Я цеплялся за железяки снизу, а поезд тем временем неумолимо набирал ход. Ноги проволокло по шпалам, потом я кое-как умудрился закинуть их наверх и обвить ими сцепления – так детеныш обезьяны льнет к брюху матери, пока она карабкается по ветвям высокого дерева: нечего и говорить, что я держался не на жизнь, а на смерть. В какой-то момент я посмотрел вниз – шпалы уже слились в единое размазанное пятно. Ладони у меня были все в смазке и поту. Я знал, твердо знал, что упаду, и все мысленно прокручивал это падение в маленьком проигрывателе внутри головы – но даже принимая тот факт, что упаду и получу те или иные увечья, я все равно боролся с силой притяжения: потихоньку, одну за другой, двигал ноги все выше и выше, и вот, пока поезд мчался все быстрей и быстрей, а деревья, камни и шпалы вокруг сливались расплывчатым маревом, я медленно и мучительно, дюйм за дюймом процарапывал дорогу наверх. Я подтягивался, пыхтел, потел – и вот оказался сверху, усевшись, как в седле!

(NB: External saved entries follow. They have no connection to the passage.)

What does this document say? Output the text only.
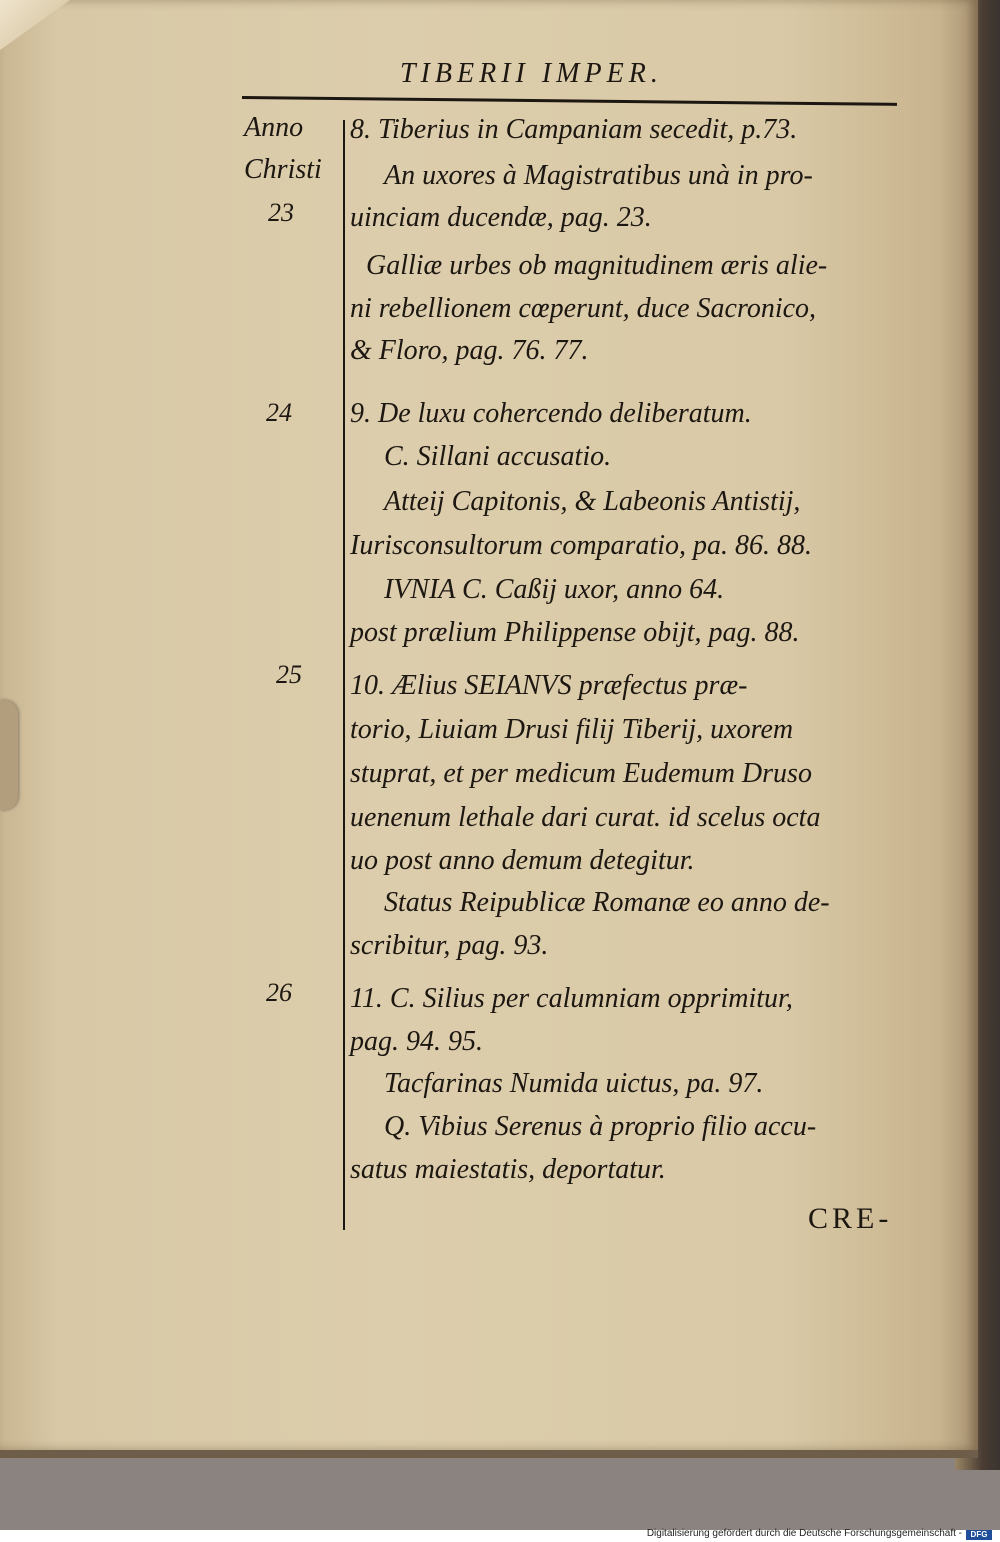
TIBERII IMPER.
Anno
Christi
23
24
25
26
8. Tiberius in Campaniam secedit, p.73.
An uxores à Magistratibus unà in pro-
uinciam ducendæ, pag. 23.
Galliæ urbes ob magnitudinem æris alie-
ni rebellionem cœperunt, duce Sacronico,
& Floro, pag. 76. 77.
9. De luxu cohercendo deliberatum.
C. Sillani accusatio.
Atteij Capitonis, & Labeonis Antistij,
Iurisconsultorum comparatio, pa. 86. 88.
IVNIA C. Caßij uxor, anno 64.
post prælium Philippense obijt, pag. 88.
10. Ælius SEIANVS præfectus præ-
torio, Liuiam Drusi filij Tiberij, uxorem
stuprat, et per medicum Eudemum Druso
uenenum lethale dari curat. id scelus octa
uo post anno demum detegitur.
Status Reipublicæ Romanæ eo anno de-
scribitur, pag. 93.
11. C. Silius per calumniam opprimitur,
pag. 94. 95.
Tacfarinas Numida uictus, pa. 97.
Q. Vibius Serenus à proprio filio accu-
satus maiestatis, deportatur.
CRE-
Digitalisierung gefördert durch die Deutsche Forschungsgemeinschaft -	DFG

Победа! Первый отважный поступок в моей жизни!
Весь грязный, я перепрыгнул на платформу и, хватая ртом воздух, рухнул поверх чемодана. Пальцы у меня были черны от смазки, в них пульсировало слабеющее эхо адреналина. Жаль, тут не было Лейтона и он не мог разделить со мной это чувство. Ему бы понравилось этакое приключение!{72}72
Четыре слагаемых приключения
по Лейтону и Т. В. Спиветам, возраста 8 и 10 лет соответственно. Теперь зарыто под старым дубом вместе с моим завещанием.
[Закрыть]
Лежа щекой на чемодане, я посмотрел вверх – и не поверил глазам. Представшее им зрелище на миг совсем сбило меня с толку. Ведь я находился на поезде – а видел перед собой новенький, с иголочки автофургон «виннебаго». Не в силах справиться с этим неожиданным прыжком через транспортные категории, я даже подумал, не перепутал ли чего, не попал ли на шоссе, на паром, а то и в гараж, однако разум, ковыляя, уже спешил на выручку. Поезд просто-напросто перевозил автофургоны «виннебаго». Причем, судя по всему, последней модели. Вот уж чего я меньше всего ожидал встретить на товарняке. Подсознательно я настраивался на более низменные, простые и грязные грузы: древесину, уголь, зерно, сироп – но не это вот дивное создание, вершину технологического прогресса. И, скажу я вам, ничто на свете не сравнится с видом современного роскошного автофургона.
Я медленно обвел его взглядом. Крупные буквы сбоку гордо возвещали: «Ковбой-кондо». Рядом красовалось изображение в приглушенных бурых тонах: высокогорное ранчо (очень похожее на то, откуда я только что убежал) на фоне заходящего солнца. А спереди ковбой на вздыбленном скакуне – рука вскинута к небу, пальцы растопырены в жесте сдержанного признания.
Часть II
Переход
Глава 5
Бо́льшую часть познаний о бродяжьей жизни я почерпнул во втором классе, когда мисс Лэддл прочла нам «Хэнки-бродягу», историю обаятельного парня с каштановыми кудрями. Он жил в Калифорнии, но оказался на улице – и что ему оставалось? Само собой, он вскочил на товарняк – и пережил уйму всевозможных упоительных дорожных приключений.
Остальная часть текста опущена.